Intervention de Rachida Dati

Réunion du 5 mars 2009 à 15h00
Loi pénitentiaire — Articles additionnels après l'article 20, amendement 197

Rachida Dati, garde des sceaux :

Sur le fond, le Gouvernement n’est pas opposé à l’amendement n° 197 rectifié bis. Il souhaite cependant attirer votre attention, mesdames, messieurs les sénateurs, sur les conséquences de son éventuelle adoption.

Nous avons connu les plus grandes difficultés pour faire travailler ensemble milieu médical et milieu pénitentiaire, notamment pour assurer la sécurité des personnes détenues. Je prendrai un exemple. La responsabilité de l’affectation d’un détenu dans une cellule incombe au chef d’établissement, qui, pour pouvoir prendre sa décision, doit disposer d’une information dénuée de lien avec l’acte de soins. Pourtant, il est impératif que les médecins donnent leur avis si l’on veut pouvoir éviter qu’un drame ne frappe un détenu ou un membre du personnel pénitentiaire !

Je comprends bien l’esprit de l’amendement n° 197 rectifié bis.

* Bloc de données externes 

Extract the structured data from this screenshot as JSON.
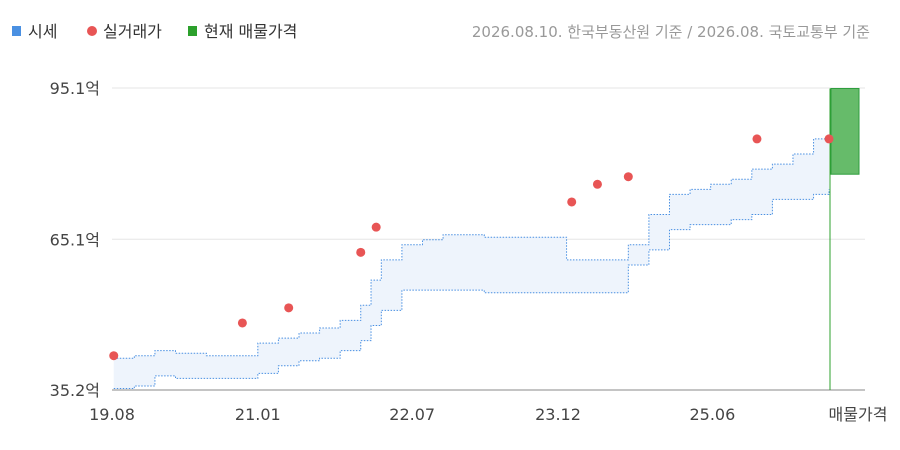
{
  "legend": {
    "items": [
      {
        "label": "시세",
        "color": "#4a90e2",
        "shape": "square"
      },
      {
        "label": "실거래가",
        "color": "#e85555",
        "shape": "circle"
      },
      {
        "label": "현재 매물가격",
        "color": "#2ca02c",
        "shape": "square"
      }
    ]
  },
  "source": "2026.08.10. 한국부동산원 기준 / 2026.08. 국토교통부 기준",
  "chart_data": {
    "type": "area",
    "title": "",
    "xlabel": "",
    "ylabel": "",
    "y_unit": "억",
    "ylim": [
      35.2,
      95.1
    ],
    "y_ticks": [
      35.2,
      65.1,
      95.1
    ],
    "y_tick_labels": [
      "35.2억",
      "65.1억",
      "95.1억"
    ],
    "x_ticks": [
      "19.08",
      "21.01",
      "22.07",
      "23.12",
      "25.06"
    ],
    "x_tick_values": [
      2019.583,
      2021.0,
      2022.5,
      2023.917,
      2025.417
    ],
    "x_range": [
      2019.583,
      2026.6
    ],
    "extra_category_label": "매물가격",
    "grid": true,
    "series": [
      {
        "name": "시세",
        "color": "#4a90e2",
        "x": [
          2019.6,
          2019.8,
          2020.0,
          2020.2,
          2020.5,
          2020.8,
          2021.0,
          2021.2,
          2021.4,
          2021.6,
          2021.8,
          2022.0,
          2022.1,
          2022.2,
          2022.4,
          2022.6,
          2022.8,
          2023.0,
          2023.2,
          2023.4,
          2023.6,
          2023.8,
          2024.0,
          2024.2,
          2024.4,
          2024.6,
          2024.8,
          2025.0,
          2025.2,
          2025.4,
          2025.6,
          2025.8,
          2026.0,
          2026.2,
          2026.4,
          2026.55
        ],
        "upper": [
          41.5,
          42.0,
          43.0,
          42.5,
          42.0,
          42.0,
          44.5,
          45.5,
          46.5,
          47.5,
          49.0,
          52.0,
          57.0,
          61.0,
          64.0,
          65.0,
          66.0,
          66.0,
          65.5,
          65.5,
          65.5,
          65.5,
          61.0,
          61.0,
          61.0,
          64.0,
          70.0,
          74.0,
          75.0,
          76.0,
          77.0,
          79.0,
          80.0,
          82.0,
          85.0,
          85.0
        ],
        "lower": [
          35.5,
          36.0,
          38.0,
          37.5,
          37.5,
          37.5,
          38.5,
          40.0,
          41.0,
          41.5,
          43.0,
          45.0,
          48.0,
          51.0,
          55.0,
          55.0,
          55.0,
          55.0,
          54.5,
          54.5,
          54.5,
          54.5,
          54.5,
          54.5,
          54.5,
          60.0,
          63.0,
          67.0,
          68.0,
          68.0,
          69.0,
          70.0,
          73.0,
          73.0,
          74.0,
          75.0
        ]
      },
      {
        "name": "실거래가",
        "color": "#e85555",
        "x": [
          2019.6,
          2020.85,
          2021.3,
          2022.0,
          2022.15,
          2024.05,
          2024.3,
          2024.6,
          2025.85,
          2026.55
        ],
        "y": [
          42.0,
          48.5,
          51.5,
          62.5,
          67.5,
          72.5,
          76.0,
          77.5,
          85.0,
          85.0
        ]
      },
      {
        "name": "현재 매물가격",
        "color": "#2ca02c",
        "range": [
          78.0,
          95.0
        ]
      }
    ]
  }
}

Néanmoins, s’il est adopté dans sa rédaction actuelle, demain, les médecins ne seront plus obligés de participer aux commissions pluridisciplinaires que nous avons eu la plus grande difficulté à mettre en place dans les établissements pénitentiaires et qui contribuent à la réinsertion des personnes détenues en donnant un avis au magistrat, notamment au juge de l’application des peines, lorsqu’un aménagement de peine est envisagé ou en éclairant les conseillers d’insertion et de probation ainsi que les associations.

Je crains, eu égard à la rédaction actuelle de l’amendement n° 197 rectifié, que les médecins ne participent plus à rien au motif que leur consultation ne correspond pas à un acte médical ou à un soin. Or ces commissions pluridisciplinaires, mises en place au terme de longues années, ont permis des améliorations majeures des droits des personnes détenues.

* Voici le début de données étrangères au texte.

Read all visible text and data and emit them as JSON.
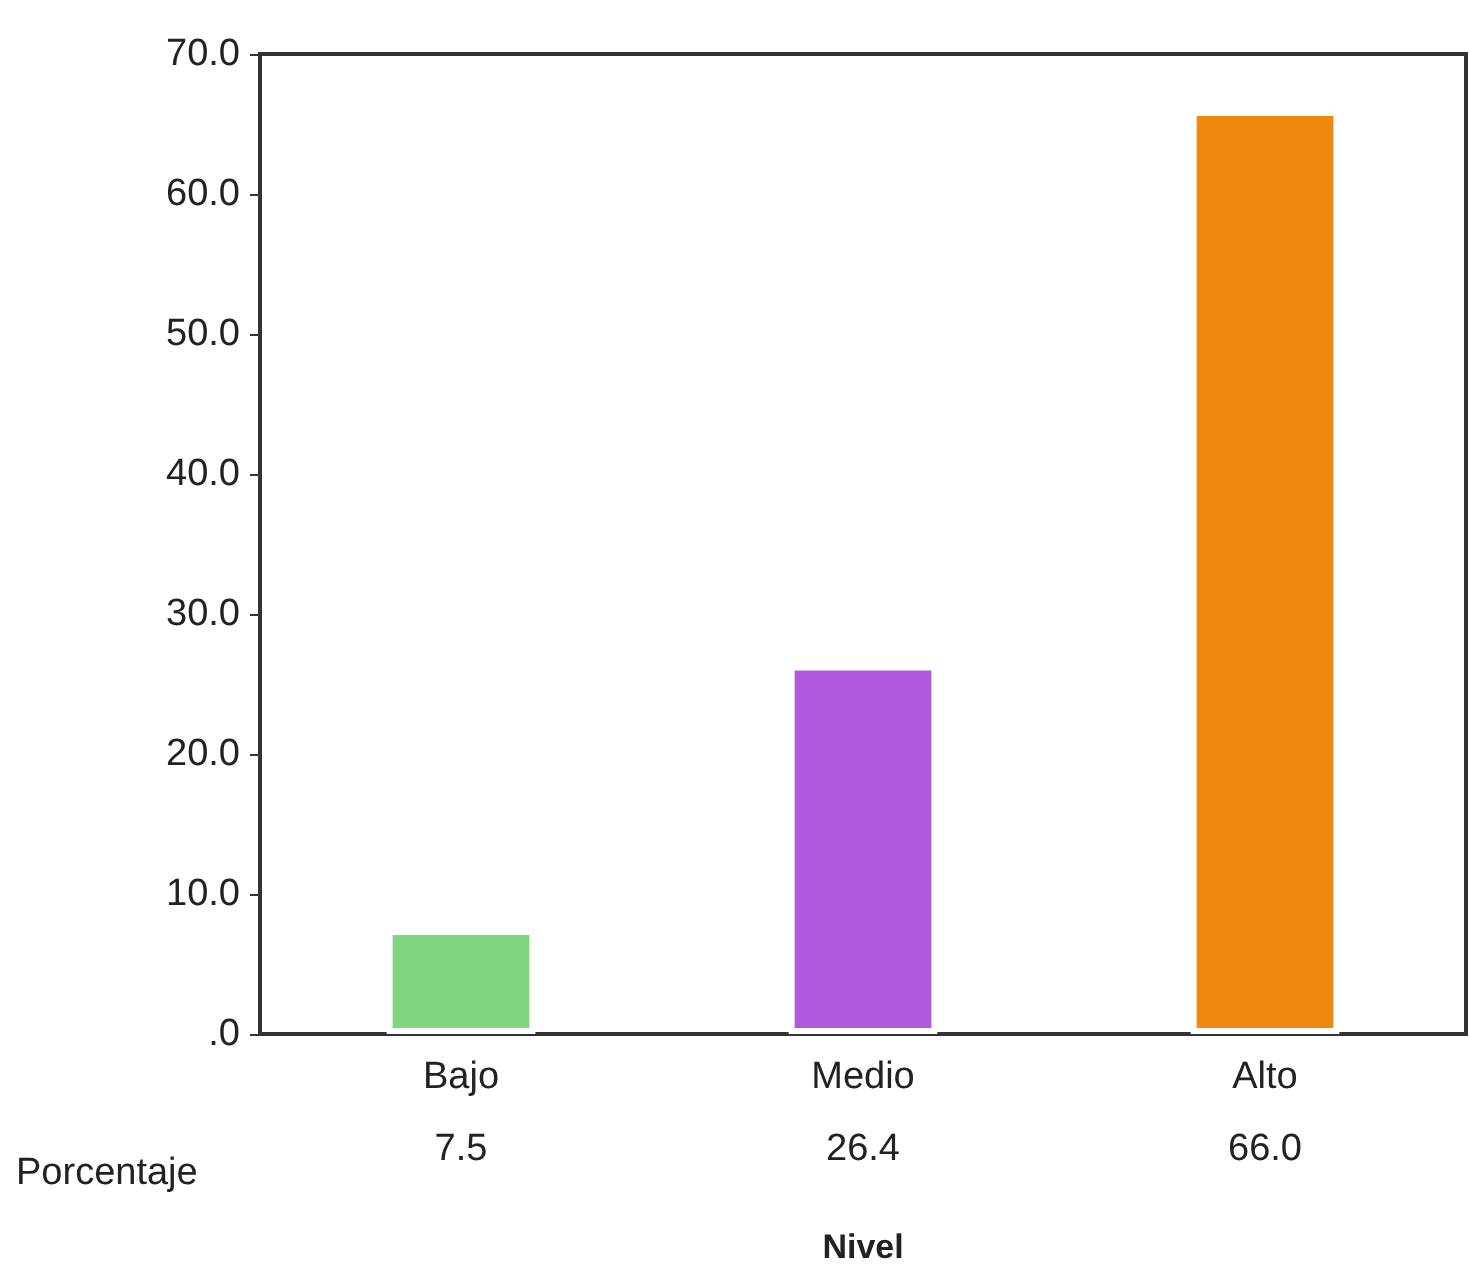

Pour ce qui concerne l’amendement n° 206, le Gouvernement s’en remettra à la sagesse du Sénat. Il considère cependant que l’adoption de l’amendement n° 197 rectifié bis marquerait une régression pour les détenus et pour leur réinsertion.

Je le répète, ne serait-ce que pour apprécier le comportement des détenus, le juge de l’application des peines ou la commission d’application des peines ont besoin d’informations, transmises notamment par les médecins, qui ne sont d’ailleurs pas forcément des renseignements de nature médicale.

Après une consultation, les médecins doivent pouvoir attirer l’attention de l’administration pénitentiaire et lui demander de ne pas confier telle ou telle activité à un détenu ou de ne pas autoriser un placement extérieur, ou même une permission de sortie. Or, si cet amendement est adopté dans sa rédaction actuelle, plus aucun médecin ne s’associera au travail du juge ni ne donnera d’information !

Mesdames, messieurs les sénateurs, je vous mets en garde : l’adoption de cet amendement serait une véritable régression pour les personnes détenues. J’émets donc un avis résolument défavorable.